After several weeks of doing absolutely nothing except watching movies, suffering through increasingly painful physical therapy sessions, and generally just being in a foul mood, I had the opportunity to test out my new knee in Ocean City, MD this past weekend. Having conquered such daunting obstacles as staircases and uneven pavement, I figured it was time to see how my zombie knee would hold up to a night out in the seediest place on Earth. I had gone to see my doctor before leaving for the ocean, and he told me that I could start weaning myself off of my brace. I told him that was terrific news, and decided not to tell him that I hadn’t worn it for over a week. By that point, I really only wore my brace to physical therapy and the doctor’s office so that they wouldn’t yell at me. I’m fully aware that this is not standard protocol, but I figured that if I could get around just fine without my brace in therapy, then wearing it everywhere else was counterproductive. Also, I hated it with a fiery passion.
During my visit to the doctor we also set the date for my next knee surgery, which is going to be August 30th. Unfortunately, I’m going to basically have to start all over again at that point because my left knee needs an ACL too. So it looks like it’s back to sitting down in the shower in a percocet-induced haze come August.
Back to my Ocean City story; my zombie knee held up extremely well, though I got pretty tired walking 30 blocks home from a bar at 2:30 am, and my dancing that night could probably be best described as “wooden.” Now, I’m no Michael Jackson to begin with, but when you take away my ability to bend at the knee, my dancing ability immediately goes from “sub-standard” to “atrocious.” This led to an awkward moment where I felt I owed an explanation/apology to a girl I was “dancing” with. The music was eardrum-burstingly loud, so I had to scream in her face “I JUST HAD SURGERY!!” which, of course, she couldn’t hear. So then I pointed at my nasty purple scar and I saw her mouth the words “that’s gross.”
After a while she scurried off with her friends, who I’m sure were happy to see her escape from the creepy guy on the dance floor barely moving and showing off his gross scar to everyone. And that’s not an exaggeration; I show my scar to literally everybody I know. This is partly because I’ve taken the expression “chicks dig scars” way too much to heart, and also because I actually think mine are pretty badass. I mean, my leg was sliced open, tissue was ripped out of it and replaced with a dead guy’s zombie tissue, and now I’m walking around with it. I’m sorry, but I think that’s pretty amazing.
Speaking of amazing things, I’ve been receiving bills and explanations of benefits from the hospital, my doctor, and my insurance company. After adding up all the bills associated with this surgery, I have calculated that my new knee is worth roughly $25,000. For reference, you can buy a middle-of-the-line automobile for less than that.

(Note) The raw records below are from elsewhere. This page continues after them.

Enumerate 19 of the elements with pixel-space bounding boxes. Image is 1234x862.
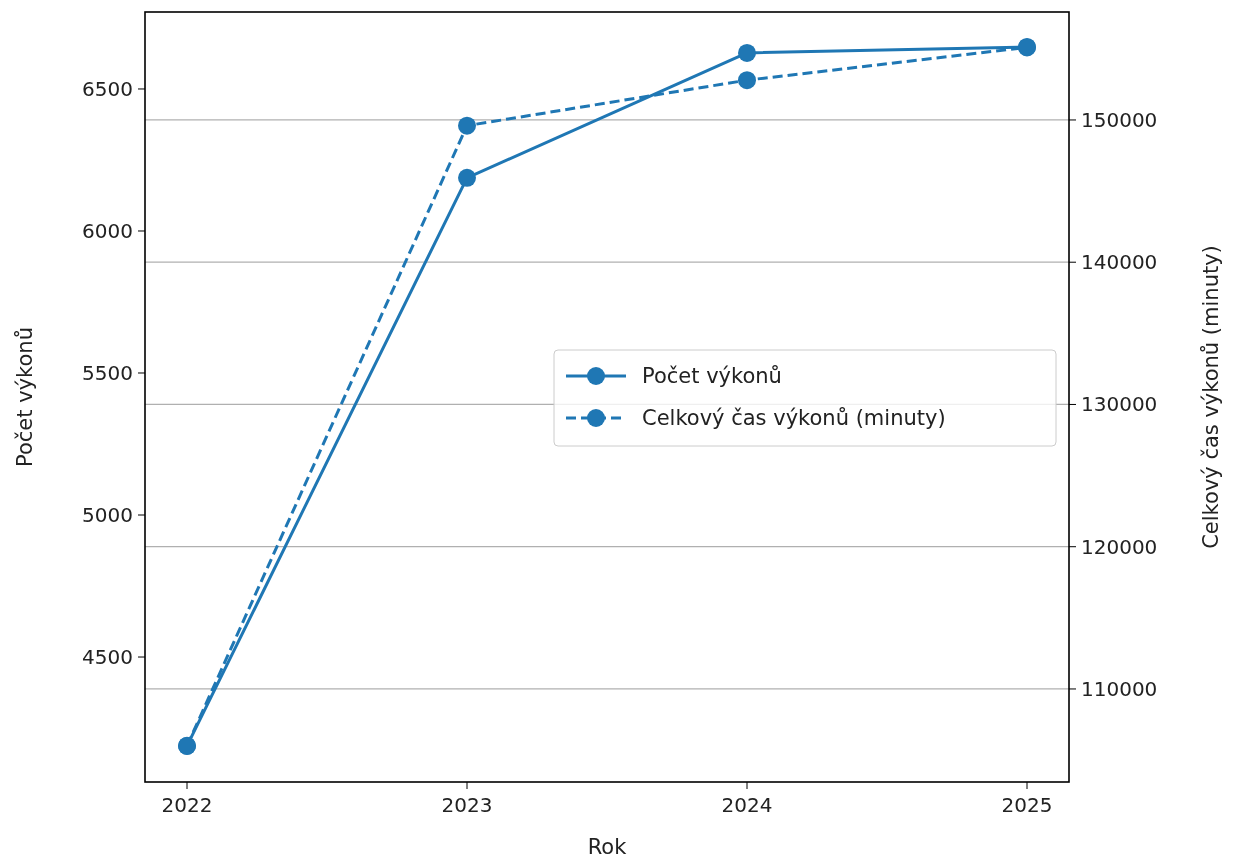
legend-label: Počet výkonů (642, 364, 782, 388)
y-tick-label: 5500 (82, 361, 133, 385)
x-axis-title: Rok (587, 835, 628, 859)
y-tick-label: 4500 (82, 645, 133, 670)
y-tick-label: 5000 (82, 503, 133, 528)
x-tick-label: 2023 (441, 793, 493, 817)
y2-tick-label: 150000 (1081, 107, 1158, 132)
x-tick-label: 2022 (161, 793, 213, 817)
y2-tick-label: 120000 (1081, 534, 1158, 559)
y2-tick-label: 130000 (1081, 392, 1158, 417)
y2-axis-title: Celkový čas výkonů (minuty) (1199, 245, 1223, 549)
y-axis-title: Počet výkonů (13, 327, 37, 467)
legend-label: Celkový čas výkonů (minuty) (642, 406, 946, 430)
y-tick-label: 6500 (82, 76, 133, 101)
y2-tick-label: 140000 (1081, 250, 1158, 275)
x-tick-label: 2025 (1001, 793, 1053, 817)
x-tick-label: 2024 (721, 793, 773, 817)
y2-tick-label: 110000 (1081, 676, 1158, 701)
y-tick-label: 6000 (82, 218, 133, 243)
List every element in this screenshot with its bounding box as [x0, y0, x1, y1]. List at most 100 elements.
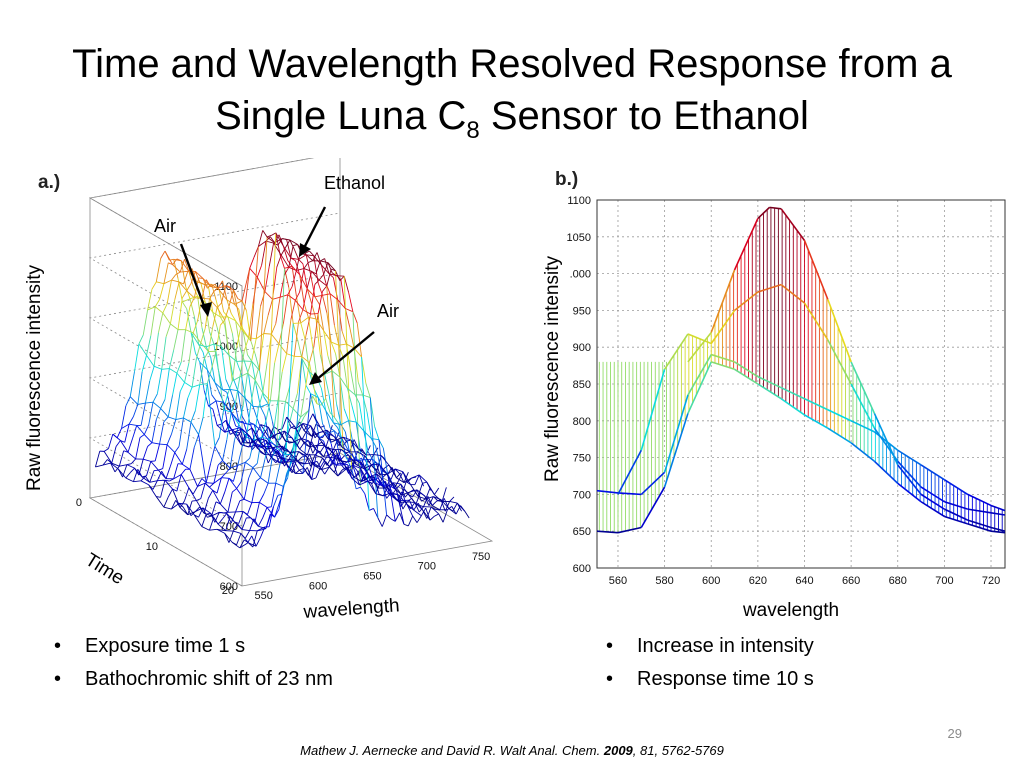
- mesh-line-time: [151, 419, 157, 443]
- mesh-line-wavelength: [271, 333, 280, 345]
- series-segment: [710, 269, 736, 333]
- mesh-line-wavelength: [311, 432, 320, 437]
- mesh-line-time: [171, 500, 177, 510]
- mesh-line-wavelength: [111, 462, 120, 467]
- mesh-line-wavelength: [395, 468, 404, 473]
- mesh-line-wavelength: [310, 425, 319, 438]
- mesh-line-wavelength: [369, 476, 379, 489]
- mesh-line-wavelength: [263, 448, 272, 458]
- mesh-line-time: [286, 416, 292, 428]
- mesh-line-time: [225, 516, 231, 531]
- mesh-line-time: [348, 291, 354, 312]
- mesh-line-wavelength: [258, 525, 267, 529]
- mesh-line-time: [304, 362, 310, 391]
- mesh-line-wavelength: [387, 468, 396, 475]
- mesh-line-time: [141, 355, 147, 372]
- mesh-line-time: [211, 351, 217, 369]
- series-segment: [944, 515, 968, 525]
- mesh-line-wavelength: [187, 511, 196, 516]
- mesh-line-time: [310, 273, 316, 297]
- mesh-line-wavelength: [224, 532, 233, 543]
- mesh-line-wavelength: [376, 473, 385, 482]
- mesh-line-time: [186, 283, 192, 291]
- mesh-line-wavelength: [417, 495, 426, 500]
- mesh-line-time: [146, 335, 152, 356]
- mesh-line-wavelength: [311, 437, 320, 480]
- mesh-line-time: [207, 326, 214, 352]
- mesh-line-wavelength: [276, 268, 285, 447]
- mesh-line-time: [203, 498, 209, 514]
- mesh-line-time: [217, 460, 223, 466]
- mesh-line-time: [332, 462, 339, 477]
- mesh-line-wavelength: [320, 427, 329, 440]
- mesh-line-time: [298, 309, 304, 323]
- mesh-line-time: [239, 539, 245, 549]
- mesh-line-wavelength: [323, 330, 332, 343]
- mesh-line-time: [142, 309, 149, 335]
- mesh-line-wavelength: [374, 478, 383, 485]
- mesh-line-wavelength: [322, 457, 331, 469]
- mesh-line-time: [311, 477, 317, 480]
- mesh-line-wavelength: [323, 456, 332, 458]
- mesh-line-wavelength: [259, 441, 268, 450]
- mesh-line-wavelength: [153, 365, 162, 370]
- mesh-line-time: [434, 487, 440, 495]
- mesh-line-wavelength: [239, 542, 248, 549]
- mesh-line-time: [162, 444, 168, 469]
- mesh-line-wavelength: [311, 271, 320, 281]
- mesh-line-wavelength: [245, 461, 254, 468]
- mesh-line-wavelength: [293, 358, 303, 462]
- mesh-line-wavelength: [133, 480, 142, 483]
- mesh-line-wavelength: [188, 487, 197, 501]
- mesh-line-time: [235, 320, 241, 348]
- mesh-line-time: [144, 380, 151, 404]
- series-segment: [990, 504, 1006, 512]
- mesh-line-time: [169, 452, 176, 467]
- mesh-line-wavelength: [189, 469, 198, 487]
- arrow-air-2: [315, 331, 375, 381]
- mesh-line-time: [277, 238, 283, 246]
- mesh-line-wavelength: [413, 509, 422, 517]
- mesh-line-wavelength: [228, 478, 237, 489]
- mesh-line-time: [374, 426, 380, 440]
- mesh-line-time: [286, 319, 292, 354]
- mesh-line-time: [361, 356, 367, 384]
- mesh-line-time: [181, 290, 188, 299]
- mesh-line-wavelength: [120, 440, 129, 453]
- right-bullet-list: Increase in intensity Response time 10 s: [600, 630, 814, 696]
- mesh-line-wavelength: [290, 451, 299, 453]
- mesh-line-wavelength: [284, 430, 293, 439]
- mesh-line-time: [311, 303, 317, 320]
- mesh-line-wavelength: [266, 507, 275, 518]
- mesh-line-wavelength: [326, 429, 335, 438]
- mesh-line-time: [340, 464, 346, 470]
- mesh-line-wavelength: [178, 281, 188, 292]
- mesh-line-wavelength: [363, 464, 372, 470]
- mesh-line-time: [161, 336, 167, 370]
- mesh-line-wavelength: [426, 481, 435, 495]
- series-segment: [850, 361, 876, 414]
- mesh-line-time: [234, 401, 240, 422]
- mesh-line-time: [131, 425, 138, 440]
- mesh-line-time: [231, 347, 238, 382]
- mesh-line-time: [188, 332, 194, 364]
- mesh-line-wavelength: [201, 526, 210, 531]
- mesh-line-wavelength: [329, 293, 338, 301]
- mesh-line-wavelength: [273, 449, 282, 459]
- mesh-line-wavelength: [219, 511, 227, 514]
- mesh-line-wavelength: [348, 454, 357, 465]
- mesh-line-time: [218, 289, 225, 313]
- mesh-line-wavelength: [339, 460, 348, 463]
- mesh-line-wavelength: [241, 529, 250, 532]
- mesh-line-time: [179, 258, 185, 273]
- mesh-line-wavelength: [378, 463, 387, 475]
- mesh-line-time: [325, 410, 331, 429]
- mesh-line-wavelength: [183, 417, 192, 423]
- mesh-line-time: [206, 368, 213, 384]
- mesh-line-wavelength: [219, 503, 229, 513]
- mesh-line-time: [322, 285, 328, 292]
- mesh-line-wavelength: [197, 482, 206, 487]
- mesh-line-time: [313, 313, 319, 348]
- mesh-line-wavelength: [405, 503, 415, 511]
- mesh-line-wavelength: [186, 503, 195, 516]
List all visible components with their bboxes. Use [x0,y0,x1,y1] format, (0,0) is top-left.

In a way, this makes my knee the single most valuable thing that I own. Actually, I doubt all of my other worldly possessions put together are worth 25 grand. Thankfully, I have pretty good healthcare coverage so I’m only paying a very small percentage of those 25 G’s, which is lucky for me because I would have to rob at least 3 banks and several convenience stores to be able to pay off that kind of a hospital bill. And my getaway from those robberies surely wouldn’t be speedy since my current top hobbling velocity is only slightly faster than that of an average nursing home resident.
Actually, I’m progressing pretty quickly with physical therapy and I honestly think that I can get back to playing sports in about 5 more months, as opposed to the 7 more months that my doctor originally predicted for me. Rehab is really just a matter of how hard you’re willing to work and how much pain you can tolerate while doing said hard work. There are obviously other factors to consider, but work ethic and pain tolerance are probably the most important. Knowing that, I think I’ll be just fine after a few more months.